Dass der erste Sonntag nach der Umstellung einen solchen Ansturm bringen würde, damit hat offenbar niemand gerechnet. Die Regale wurden am Samstag nach dem bedienten Ladenschluss aufgefüllt. Am Sonntagnachmittag sind sie teilweise leer.

Die Schlange vor den beiden Self-Checkout-Kassen reicht durch die halbe Filiale. Was die Leute kaufen, ist ganz unterschiedlich. Vom einzelnen Produkt im Korb bis zum randvollen Einkaufswagen ist alles zu finden. Die Kundschaft ist bunt gemischt. Junge Erwachsene, Familien mit Kindern, Senioren.

Gelassene Stimmung trotz leerer Regale und blockierter Kassen

Eine 35-jährige Herisauerin, die anonym bleiben möchte, nutzt den Sonntag für eine kurze Auszeit vom Familienalltag. Eine Stunde Me-Time, während ihr Mann mit dem gemeinsamen Kind auf dem Spielplatz ist, wie sie sagt. Eigentlich sei sie nur zufällig vorbeigefahren. Nun wolle sie das neue Angebot ausprobieren.

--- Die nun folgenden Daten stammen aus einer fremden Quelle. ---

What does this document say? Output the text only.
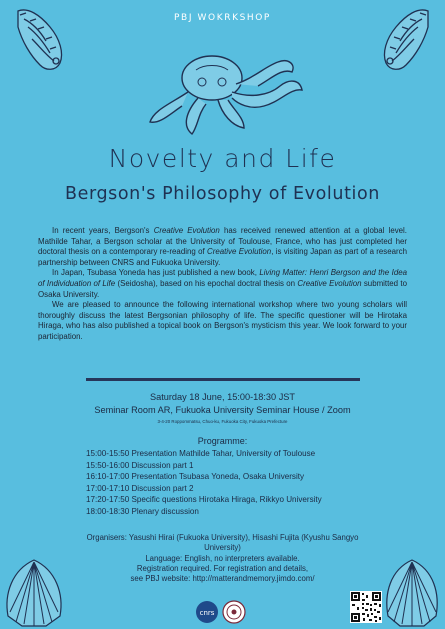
PBJ WOKRKSHOP
Novelty and Life
Bergson's Philosophy of Evolution

In recent years, Bergson's Creative Evolution has received renewed attention at a global level. Mathilde Tahar, a Bergson scholar at the University of Toulouse, France, who has just completed her doctoral thesis on a contemporary re-reading of Creative Evolution, is visiting Japan as part of a research partnership between CNRS and Fukuoka University.

In Japan, Tsubasa Yoneda has just published a new book, Living Matter: Henri Bergson and the Idea of Individuation of Life (Seidosha), based on his epochal doctral thesis on Creative Evolution submitted to Osaka University.

We are pleased to announce the following international workshop where two young scholars will thoroughly discuss the latest Bergsonian philosophy of life. The specific questioner will be Hirotaka Hiraga, who has also published a topical book on Bergson's mysticism this year. We look forward to your participation.

Saturday 18 June, 15:00-18:30 JST
Seminar Room AR, Fukuoka University Seminar House / Zoom
3-4-20 Roppommatsu, Chuo-ku, Fukuoka City, Fukuoka Prefecture
Programme:
15:00-15:50 Presentation Mathilde Tahar, University of Toulouse
15:50-16:00 Discussion part 1
16:10-17:00 Presentation Tsubasa Yoneda, Osaka University
17:00-17:10 Discussion part 2
17:20-17:50 Specific questions Hirotaka Hiraga, Rikkyo University
18:00-18:30 Plenary discussion
Organisers: Yasushi Hirai (Fukuoka University), Hisashi Fujita (Kyushu Sangyo University)
Language: English, no interpreters available.
Registration required. For registration and details,
see PBJ website: http://matterandmemory.jimdo.com/
cnrs
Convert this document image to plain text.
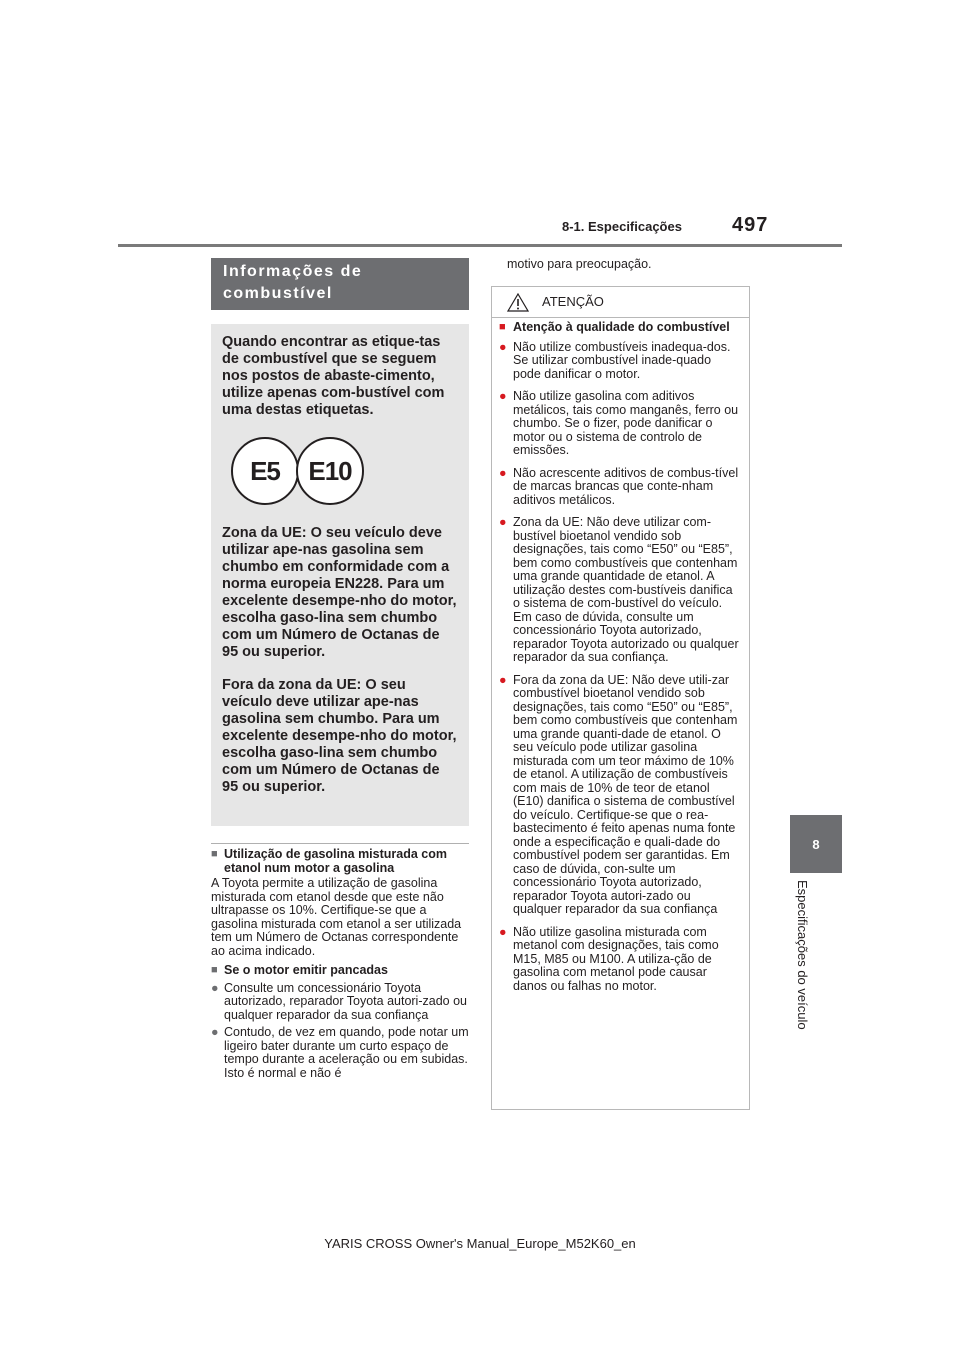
8-1. Especificações	497
8
Especificações do veículo
Informações de
combustível

Quando encontrar as etique-tas de combustível que se seguem nos postos de abaste-cimento, utilize apenas com-bustível com uma destas etiquetas.

E5	E10

Zona da UE: O seu veículo deve utilizar ape-nas gasolina sem chumbo em conformidade com a norma europeia EN228. Para um excelente desempe-nho do motor, escolha gaso-lina sem chumbo com um Número de Octanas de 95 ou superior.

Fora da zona da UE: O seu veículo deve utilizar ape-nas gasolina sem chumbo. Para um excelente desempe-nho do motor, escolha gaso-lina sem chumbo com um Número de Octanas de 95 ou superior.

■ Utilização de gasolina misturada com etanol num motor a gasolina

A Toyota permite a utilização de gasolina misturada com etanol desde que este não ultrapasse os 10%. Certifique-se que a gasolina misturada com etanol a ser utilizada tem um Número de Octanas correspondente ao acima indicado.

■ Se o motor emitir pancadas
● Consulte um concessionário Toyota autorizado, reparador Toyota autori-zado ou qualquer reparador da sua confiança
● Contudo, de vez em quando, pode notar um ligeiro bater durante um curto espaço de tempo durante a aceleração ou em subidas. Isto é normal e não é
motivo para preocupação.
ATENÇÃO
■ Atenção à qualidade do combustível
● Não utilize combustíveis inadequa-dos. Se utilizar combustível inade-quado pode danificar o motor.
● Não utilize gasolina com aditivos metálicos, tais como manganês, ferro ou chumbo. Se o fizer, pode danificar o motor ou o sistema de controlo de emissões.
● Não acrescente aditivos de combus-tível de marcas brancas que conte-nham aditivos metálicos.
● Zona da UE: Não deve utilizar com-bustível bioetanol vendido sob designações, tais como “E50” ou “E85”, bem como combustíveis que contenham uma grande quantidade de etanol. A utilização destes com-bustíveis danifica o sistema de com-bustível do veículo. Em caso de dúvida, consulte um concessionário Toyota autorizado, reparador Toyota autorizado ou qualquer reparador da sua confiança.
● Fora da zona da UE: Não deve utili-zar combustível bioetanol vendido sob designações, tais como “E50” ou “E85”, bem como combustíveis que contenham uma grande quanti-dade de etanol. O seu veículo pode utilizar gasolina misturada com um teor máximo de 10% de etanol. A utilização de combustíveis com mais de 10% de teor de etanol (E10) danifica o sistema de combustível do veículo. Certifique-se que o rea-bastecimento é feito apenas numa fonte onde a especificação e quali-dade do combustível podem ser garantidas. Em caso de dúvida, con-sulte um concessionário Toyota autorizado, reparador Toyota autori-zado ou qualquer reparador da sua confiança
● Não utilize gasolina misturada com metanol com designações, tais como M15, M85 ou M100. A utiliza-ção de gasolina com metanol pode causar danos ou falhas no motor.
YARIS CROSS Owner's Manual_Europe_M52K60_en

Um die lange Schlange an den Kassen zu umgehen, wollte sie mit Subito-Go einkaufen, dem Self-Scanning-Angebot der Migros. Mit einem Scanner ging sie durch den Laden und scannte ihre Einkäufe. Blöd nur, dass sie an der Kasse für eine Stichprobenkontrolle ausgesucht wird. Die Kasse verlangt nach Personal und blockiert den Bezahlvorgang. Die Kundin ruft die Notfallnummer an. Sie wird gebeten, auf einen Mitarbeiter zu warten. Die 35-jährige Herisauerin nimmt es gelassen. Dass es nach einer solchen Umstellung zu Problemen kommen könne, sei klar. «Jede Modernisierung braucht ihre Zeit», sagt sie.

24-Stunden-Migros Herisau
Die Filiale war am Sonntag unbedient. Eine der beiden Self-Checkout-Kassen verlangte dennoch nach Personal.Bild: Ramona Koller / ch media

Auch eine der beiden Self-Checkout-Kassen ist blockiert – wieder wegen einer Stichprobenkontrolle: «Bitte wenden Sie sich an das Service-Personal». Bleibt also noch eine funktionierende Kasse. Mehrere Dutzend wartende Kunden und nur eine geöffnete Kasse: Da ist schlechte Stimmung garantiert. Würde man meinen. Die meisten nehmen die Wartezeiten mit Humor. Nur ein Mann zeigt sich verärgert. Er habe lediglich Bargeld dabei und fragt laut, ob denn niemand an einer Kasse arbeite. Doch bezahlen lässt sich ausserhalb der bedienten Öffnungszeiten nur mit Karte oder Twint. Schliesslich verlässt er den Laden wütend und ohne Einkauf.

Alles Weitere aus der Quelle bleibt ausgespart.